Even if you are laying naked in bed next to a person, you can change your mind and say NO. If the other person ignores your request, that will be considered sexual abuse, i.e. non consensual sex.


  • You must be aware of what you are consenting to: This means that a conversation must be had between the parties in order to inform those involved what kind of sexual relations you intend on being a part of. That way, if the person you hook up with later claims Rape, i.e. non consensual sex, you can recall the details of the conversation(s) you had with that person to show that there was no Rape; he/she just has “buyer’s remorse.”


  • Consent involves some type of positive action on your part. Don’t leave the consent issue up to your partner: You must be proactive and discuss the consent issue prior to hopping into bed with that person. If you don’t, you are treading in dangerous waters.


Nobody thinks that their partner is going to wake up the next day and claim Rape, but it happens all the time. Make sure you DO YOUR PART in making sure that doesn’t happen to you!


  • You must be specific when it comes to the type of sexual activity you consent to: Just because you and your partner agreed to have oral sex, that doesn’t mean that you can slip your penis into her vagina and have sexual intercourse. That is considered non consensual sexual penetration, penis/vagina.


This is why you must be very specific in understanding your partner’s boundaries. One slip in the wrong area could lead to criminal charges against you.


Non Concensual Sex

How and When To Request Consent

Michigan law requires that you get consent before you take part in any sexual contact. You must communicate your desires and fears before you initiate any sex encounter, otherwise it can be deemed without consent.


The best way to approach this is to be open and honest about your wishes and boundaries when it comes to being intimate. You should also encourage your sex partner to speak freely and precisely about what he/she is comfortable engaging in. This applies to any sexual relationship, whether it’s a one-night stand or a long-term relationship.
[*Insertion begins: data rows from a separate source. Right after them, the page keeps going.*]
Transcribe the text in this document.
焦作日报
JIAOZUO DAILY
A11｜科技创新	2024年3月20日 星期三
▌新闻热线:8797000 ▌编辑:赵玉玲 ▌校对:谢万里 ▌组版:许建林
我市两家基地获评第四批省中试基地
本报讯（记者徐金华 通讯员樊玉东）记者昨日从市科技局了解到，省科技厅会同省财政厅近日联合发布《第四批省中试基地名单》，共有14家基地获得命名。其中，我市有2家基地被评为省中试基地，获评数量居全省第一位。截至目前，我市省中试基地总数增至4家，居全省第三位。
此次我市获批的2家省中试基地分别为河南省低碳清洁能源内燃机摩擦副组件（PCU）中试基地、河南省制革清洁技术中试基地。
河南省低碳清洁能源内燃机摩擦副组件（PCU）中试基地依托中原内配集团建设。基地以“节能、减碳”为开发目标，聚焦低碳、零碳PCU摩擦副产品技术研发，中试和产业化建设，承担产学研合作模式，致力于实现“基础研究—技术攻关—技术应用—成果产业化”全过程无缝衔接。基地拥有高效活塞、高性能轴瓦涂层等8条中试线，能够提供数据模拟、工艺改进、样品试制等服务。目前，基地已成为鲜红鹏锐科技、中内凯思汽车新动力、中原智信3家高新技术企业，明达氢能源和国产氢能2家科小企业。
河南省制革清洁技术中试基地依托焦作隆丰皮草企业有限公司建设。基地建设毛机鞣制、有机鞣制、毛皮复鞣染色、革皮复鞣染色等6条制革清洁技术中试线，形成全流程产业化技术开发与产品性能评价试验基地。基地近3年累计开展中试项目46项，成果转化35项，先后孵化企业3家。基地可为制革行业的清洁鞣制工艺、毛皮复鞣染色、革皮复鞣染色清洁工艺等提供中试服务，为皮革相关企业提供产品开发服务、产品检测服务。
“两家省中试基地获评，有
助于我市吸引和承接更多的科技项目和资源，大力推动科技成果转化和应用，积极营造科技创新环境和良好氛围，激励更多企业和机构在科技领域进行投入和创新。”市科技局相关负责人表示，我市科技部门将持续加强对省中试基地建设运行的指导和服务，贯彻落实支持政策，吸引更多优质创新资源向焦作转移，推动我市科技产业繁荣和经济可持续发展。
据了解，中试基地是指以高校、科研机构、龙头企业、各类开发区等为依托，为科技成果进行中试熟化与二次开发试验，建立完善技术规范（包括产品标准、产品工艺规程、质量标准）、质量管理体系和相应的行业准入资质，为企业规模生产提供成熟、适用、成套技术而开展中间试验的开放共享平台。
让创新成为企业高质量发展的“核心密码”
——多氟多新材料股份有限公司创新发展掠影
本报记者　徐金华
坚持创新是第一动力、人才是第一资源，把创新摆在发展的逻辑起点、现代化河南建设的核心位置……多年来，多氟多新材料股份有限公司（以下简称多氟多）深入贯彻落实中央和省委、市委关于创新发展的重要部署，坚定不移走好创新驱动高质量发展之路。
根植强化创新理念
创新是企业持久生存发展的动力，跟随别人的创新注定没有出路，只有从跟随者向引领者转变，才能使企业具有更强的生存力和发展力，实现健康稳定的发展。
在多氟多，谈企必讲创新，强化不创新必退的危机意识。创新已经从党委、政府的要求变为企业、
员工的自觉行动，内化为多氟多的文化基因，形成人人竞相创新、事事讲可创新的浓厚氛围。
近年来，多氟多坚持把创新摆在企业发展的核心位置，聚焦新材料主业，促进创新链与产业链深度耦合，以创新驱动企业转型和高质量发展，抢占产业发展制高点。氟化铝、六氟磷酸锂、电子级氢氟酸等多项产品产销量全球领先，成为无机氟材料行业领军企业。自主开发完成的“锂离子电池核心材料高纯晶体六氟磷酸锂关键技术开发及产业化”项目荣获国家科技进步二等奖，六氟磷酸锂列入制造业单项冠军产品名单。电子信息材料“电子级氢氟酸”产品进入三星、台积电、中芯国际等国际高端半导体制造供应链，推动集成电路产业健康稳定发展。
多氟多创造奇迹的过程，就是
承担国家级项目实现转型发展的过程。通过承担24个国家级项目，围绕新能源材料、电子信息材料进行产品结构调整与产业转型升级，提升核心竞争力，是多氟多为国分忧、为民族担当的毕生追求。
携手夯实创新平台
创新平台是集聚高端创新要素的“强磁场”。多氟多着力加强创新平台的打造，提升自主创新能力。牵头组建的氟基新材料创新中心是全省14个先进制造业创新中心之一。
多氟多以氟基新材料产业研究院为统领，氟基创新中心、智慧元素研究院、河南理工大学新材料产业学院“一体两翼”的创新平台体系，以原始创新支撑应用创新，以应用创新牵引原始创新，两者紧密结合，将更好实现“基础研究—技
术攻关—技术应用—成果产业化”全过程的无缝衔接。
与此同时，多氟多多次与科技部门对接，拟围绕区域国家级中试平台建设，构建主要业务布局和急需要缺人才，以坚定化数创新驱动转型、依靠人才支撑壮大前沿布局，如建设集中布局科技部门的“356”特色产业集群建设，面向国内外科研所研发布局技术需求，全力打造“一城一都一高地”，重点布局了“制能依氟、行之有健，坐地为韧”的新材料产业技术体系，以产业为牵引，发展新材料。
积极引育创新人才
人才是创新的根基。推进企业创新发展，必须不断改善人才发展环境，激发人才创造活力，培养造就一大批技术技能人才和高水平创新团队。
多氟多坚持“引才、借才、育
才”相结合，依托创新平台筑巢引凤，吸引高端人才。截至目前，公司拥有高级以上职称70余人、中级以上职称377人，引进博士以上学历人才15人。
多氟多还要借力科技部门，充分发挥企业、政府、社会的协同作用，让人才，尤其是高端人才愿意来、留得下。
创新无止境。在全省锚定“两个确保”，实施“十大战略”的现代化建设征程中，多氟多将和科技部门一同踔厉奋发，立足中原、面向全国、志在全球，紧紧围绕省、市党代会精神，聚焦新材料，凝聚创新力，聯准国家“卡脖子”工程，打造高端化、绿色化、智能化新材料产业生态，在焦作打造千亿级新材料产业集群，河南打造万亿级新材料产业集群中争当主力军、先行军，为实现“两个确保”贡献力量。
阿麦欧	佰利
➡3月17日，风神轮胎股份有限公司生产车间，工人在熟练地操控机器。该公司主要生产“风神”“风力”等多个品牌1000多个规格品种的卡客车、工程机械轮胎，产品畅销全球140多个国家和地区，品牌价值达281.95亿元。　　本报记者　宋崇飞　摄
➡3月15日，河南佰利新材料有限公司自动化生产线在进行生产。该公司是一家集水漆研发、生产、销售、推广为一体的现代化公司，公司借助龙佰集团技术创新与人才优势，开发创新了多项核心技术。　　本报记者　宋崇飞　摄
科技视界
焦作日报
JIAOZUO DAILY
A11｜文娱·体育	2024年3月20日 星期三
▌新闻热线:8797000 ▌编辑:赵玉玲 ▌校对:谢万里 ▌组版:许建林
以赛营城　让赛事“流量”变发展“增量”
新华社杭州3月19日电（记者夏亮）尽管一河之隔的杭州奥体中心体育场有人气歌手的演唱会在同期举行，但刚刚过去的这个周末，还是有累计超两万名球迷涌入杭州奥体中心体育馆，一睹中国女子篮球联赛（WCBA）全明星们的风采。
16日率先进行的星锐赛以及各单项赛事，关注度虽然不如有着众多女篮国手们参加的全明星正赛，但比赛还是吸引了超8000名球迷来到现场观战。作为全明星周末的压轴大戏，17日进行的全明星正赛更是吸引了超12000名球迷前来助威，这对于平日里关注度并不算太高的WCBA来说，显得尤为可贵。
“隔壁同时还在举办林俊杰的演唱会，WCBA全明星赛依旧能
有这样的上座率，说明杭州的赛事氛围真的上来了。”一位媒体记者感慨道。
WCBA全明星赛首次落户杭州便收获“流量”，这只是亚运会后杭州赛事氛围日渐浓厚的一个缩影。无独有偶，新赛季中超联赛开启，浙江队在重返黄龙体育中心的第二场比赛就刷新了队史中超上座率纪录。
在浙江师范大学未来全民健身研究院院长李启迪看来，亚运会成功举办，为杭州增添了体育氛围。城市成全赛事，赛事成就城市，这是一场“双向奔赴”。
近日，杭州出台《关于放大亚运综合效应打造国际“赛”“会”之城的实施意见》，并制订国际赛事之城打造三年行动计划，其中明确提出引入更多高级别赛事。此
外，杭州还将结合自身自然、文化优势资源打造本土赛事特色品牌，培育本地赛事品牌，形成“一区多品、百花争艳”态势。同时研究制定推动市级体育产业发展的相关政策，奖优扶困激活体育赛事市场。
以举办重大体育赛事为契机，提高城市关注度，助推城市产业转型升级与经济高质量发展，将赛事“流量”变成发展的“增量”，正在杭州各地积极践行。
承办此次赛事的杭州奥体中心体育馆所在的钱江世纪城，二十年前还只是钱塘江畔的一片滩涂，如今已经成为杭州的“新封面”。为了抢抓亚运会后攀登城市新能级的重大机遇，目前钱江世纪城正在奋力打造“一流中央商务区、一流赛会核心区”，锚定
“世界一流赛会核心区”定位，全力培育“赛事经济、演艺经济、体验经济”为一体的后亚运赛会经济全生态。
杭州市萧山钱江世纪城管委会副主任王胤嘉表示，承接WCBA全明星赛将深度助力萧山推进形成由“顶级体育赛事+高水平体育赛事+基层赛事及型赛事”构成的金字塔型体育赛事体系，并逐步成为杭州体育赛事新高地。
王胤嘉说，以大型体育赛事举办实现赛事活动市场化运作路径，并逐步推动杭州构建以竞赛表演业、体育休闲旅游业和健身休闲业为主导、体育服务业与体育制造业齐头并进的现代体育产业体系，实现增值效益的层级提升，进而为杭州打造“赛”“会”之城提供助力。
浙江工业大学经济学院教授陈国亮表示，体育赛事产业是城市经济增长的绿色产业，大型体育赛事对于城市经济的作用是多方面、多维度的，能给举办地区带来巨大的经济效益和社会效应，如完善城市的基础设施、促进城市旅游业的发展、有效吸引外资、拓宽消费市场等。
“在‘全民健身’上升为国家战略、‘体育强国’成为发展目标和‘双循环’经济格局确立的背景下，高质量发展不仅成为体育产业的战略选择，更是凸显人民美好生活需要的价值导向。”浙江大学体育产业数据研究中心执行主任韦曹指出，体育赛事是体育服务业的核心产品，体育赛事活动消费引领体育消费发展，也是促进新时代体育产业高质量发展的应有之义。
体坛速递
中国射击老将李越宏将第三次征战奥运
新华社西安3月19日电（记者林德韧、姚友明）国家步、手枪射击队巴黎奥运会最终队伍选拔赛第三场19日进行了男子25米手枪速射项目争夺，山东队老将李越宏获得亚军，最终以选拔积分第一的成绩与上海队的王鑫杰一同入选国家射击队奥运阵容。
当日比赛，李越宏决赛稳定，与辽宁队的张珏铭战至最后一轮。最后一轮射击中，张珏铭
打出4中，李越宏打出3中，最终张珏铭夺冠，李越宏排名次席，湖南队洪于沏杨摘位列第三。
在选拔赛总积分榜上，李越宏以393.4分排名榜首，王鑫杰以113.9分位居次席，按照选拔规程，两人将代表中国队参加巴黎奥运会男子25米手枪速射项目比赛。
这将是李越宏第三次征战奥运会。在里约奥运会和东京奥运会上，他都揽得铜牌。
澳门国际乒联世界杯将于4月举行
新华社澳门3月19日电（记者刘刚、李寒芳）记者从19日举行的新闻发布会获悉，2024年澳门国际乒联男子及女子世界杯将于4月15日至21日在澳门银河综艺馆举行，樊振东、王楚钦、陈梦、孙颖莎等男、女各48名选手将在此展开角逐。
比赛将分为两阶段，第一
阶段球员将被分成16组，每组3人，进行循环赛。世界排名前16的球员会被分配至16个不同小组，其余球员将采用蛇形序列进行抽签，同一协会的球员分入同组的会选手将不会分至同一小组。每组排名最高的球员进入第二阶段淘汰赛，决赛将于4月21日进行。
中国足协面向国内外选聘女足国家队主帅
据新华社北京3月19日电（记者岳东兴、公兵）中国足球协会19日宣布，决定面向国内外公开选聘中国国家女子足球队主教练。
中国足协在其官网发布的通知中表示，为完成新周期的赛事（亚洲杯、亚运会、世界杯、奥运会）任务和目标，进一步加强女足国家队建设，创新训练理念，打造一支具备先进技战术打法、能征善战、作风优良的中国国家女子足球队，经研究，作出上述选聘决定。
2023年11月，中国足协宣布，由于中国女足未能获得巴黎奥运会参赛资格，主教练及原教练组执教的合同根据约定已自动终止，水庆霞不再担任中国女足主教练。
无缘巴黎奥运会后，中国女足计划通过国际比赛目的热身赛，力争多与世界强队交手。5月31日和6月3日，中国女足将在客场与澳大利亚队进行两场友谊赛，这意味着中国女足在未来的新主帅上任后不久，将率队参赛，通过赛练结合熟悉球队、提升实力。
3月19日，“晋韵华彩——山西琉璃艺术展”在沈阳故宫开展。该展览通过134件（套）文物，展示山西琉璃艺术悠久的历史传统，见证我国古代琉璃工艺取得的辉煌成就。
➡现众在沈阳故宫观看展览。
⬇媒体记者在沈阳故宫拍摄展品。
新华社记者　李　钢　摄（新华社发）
Sexual acts that take place as a result of force or coercion are considered to be without consent, i.e. sexual violence, and will change your life. Any non consensual sexual acts that take place in this manner will ultimately result in serious sexual assault charges against you.


Force does not require handcuffs and zipties, rather if your knee is holding down his/her leg in order for you to give her sex orally, that may be enough for you to get charged.


Therefore, if you participate in any sex-related activity with another person and he/she decided to reject your proposal, you must stop immediately. Failure to acknowledge and respect their wishes will result in serious criminal charges.


Do NOT be afraid to discuss consensual sex. The moment you engage in what may be construed as non consensual sexual contact that is when you should be afraid.